Sektor unggas nasional tengah menjadi sorotan setelah rencana investasi besar dari Danantara Group yang siap menggelontorkan Rp20 triliun untuk proyek peternakan ayam dan telur terintegrasi mulai Januari 2026. Langkah ini diharapkan memperkuat ketahanan pangan nasional sekaligus mendukung program pemerintah Makan Bergizi Gratis (MBG).
Investasi Jumbo untuk Kemandirian Pangan
Proyek raksasa ini disebut akan terintegrasi dari hulu ke hilir — mulai dari pakan, pembibitan, hingga distribusi produk ayam dan telur. Meski demikian, kami menilai bahwa realisasi penuh proyek ini akan memakan waktu sekitar dua tahun, mengingat kompleksitas sistem integrasi yang direncanakan.

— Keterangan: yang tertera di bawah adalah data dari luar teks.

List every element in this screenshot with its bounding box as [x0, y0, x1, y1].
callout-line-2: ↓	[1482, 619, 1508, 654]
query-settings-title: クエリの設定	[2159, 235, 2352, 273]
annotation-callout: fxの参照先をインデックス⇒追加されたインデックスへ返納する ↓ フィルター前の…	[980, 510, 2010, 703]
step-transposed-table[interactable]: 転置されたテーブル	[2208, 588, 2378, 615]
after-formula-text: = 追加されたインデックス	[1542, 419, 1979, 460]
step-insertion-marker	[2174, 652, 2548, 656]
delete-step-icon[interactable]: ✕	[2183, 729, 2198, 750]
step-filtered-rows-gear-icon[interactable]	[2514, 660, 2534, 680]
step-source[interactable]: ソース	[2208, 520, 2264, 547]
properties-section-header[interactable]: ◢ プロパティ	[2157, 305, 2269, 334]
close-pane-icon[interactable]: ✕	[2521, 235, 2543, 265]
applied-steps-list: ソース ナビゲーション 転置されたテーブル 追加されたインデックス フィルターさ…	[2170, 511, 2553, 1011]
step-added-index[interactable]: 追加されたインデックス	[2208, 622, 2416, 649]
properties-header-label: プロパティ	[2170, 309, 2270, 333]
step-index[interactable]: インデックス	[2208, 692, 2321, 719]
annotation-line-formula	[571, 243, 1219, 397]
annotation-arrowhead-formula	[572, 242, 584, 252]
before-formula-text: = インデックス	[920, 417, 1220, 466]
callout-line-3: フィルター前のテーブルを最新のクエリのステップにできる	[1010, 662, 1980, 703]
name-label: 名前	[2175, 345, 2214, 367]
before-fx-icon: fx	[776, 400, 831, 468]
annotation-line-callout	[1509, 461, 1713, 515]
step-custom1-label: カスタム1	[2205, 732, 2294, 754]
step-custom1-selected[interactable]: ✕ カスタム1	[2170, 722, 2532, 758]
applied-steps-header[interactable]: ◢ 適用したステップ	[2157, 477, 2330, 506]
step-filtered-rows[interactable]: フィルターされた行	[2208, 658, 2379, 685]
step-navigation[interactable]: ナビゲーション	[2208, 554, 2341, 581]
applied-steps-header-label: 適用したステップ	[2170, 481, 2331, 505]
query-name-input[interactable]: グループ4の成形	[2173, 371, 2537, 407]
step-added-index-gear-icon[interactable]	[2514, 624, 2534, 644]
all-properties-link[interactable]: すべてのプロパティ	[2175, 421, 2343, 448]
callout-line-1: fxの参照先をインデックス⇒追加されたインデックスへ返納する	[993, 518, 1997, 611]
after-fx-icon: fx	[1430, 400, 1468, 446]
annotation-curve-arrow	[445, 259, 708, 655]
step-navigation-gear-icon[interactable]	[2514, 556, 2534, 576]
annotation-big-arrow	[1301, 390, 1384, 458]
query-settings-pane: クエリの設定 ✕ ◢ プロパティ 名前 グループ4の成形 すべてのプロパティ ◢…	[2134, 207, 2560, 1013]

Jika berhasil, Danantara berpotensi menjadi kompetitor baru bagi pemain besar seperti Charoen Pokphand Indonesia (CPIN), Japfa Comfeed (JPFA), dan Malindo Feedmill (MAIN). Namun, kami juga mengingatkan skenario ini bisa mirip dengan proyek Berdikari pada 2018, yang berjalan lambat karena kendala implementasi.
Prospek Sektor Masih Cerah
Sektor unggas masih menarik alasannya, harga livebird (ayam hidup) yang mulai rebound, ditambah prospek pemulihan margin laba setelah tekanan biaya pakan yang tinggi sepanjang 2024. Kombinasi permintaan yang meningkat dan penyesuaian harga di tingkat konsumen memberi ruang bagi emiten unggas untuk memperbaiki kinerja keuangan pada 2026.
Sektor unggas masih menyimpan potensi pertumbuhan menarik di tengah upaya pemerintah memperkuat ketahanan pangan nasional. CPIN tetap menjadi pilihan utama, didukung oleh posisi pasar yang kuat dan efisiensi biaya. Namun, masuknya Danantara sebagai pemain baru dengan modal besar bisa menjadi game changer dalam beberapa tahun mendatang peluang sekaligus tantangan bagi emiten unggas yang sudah mapan.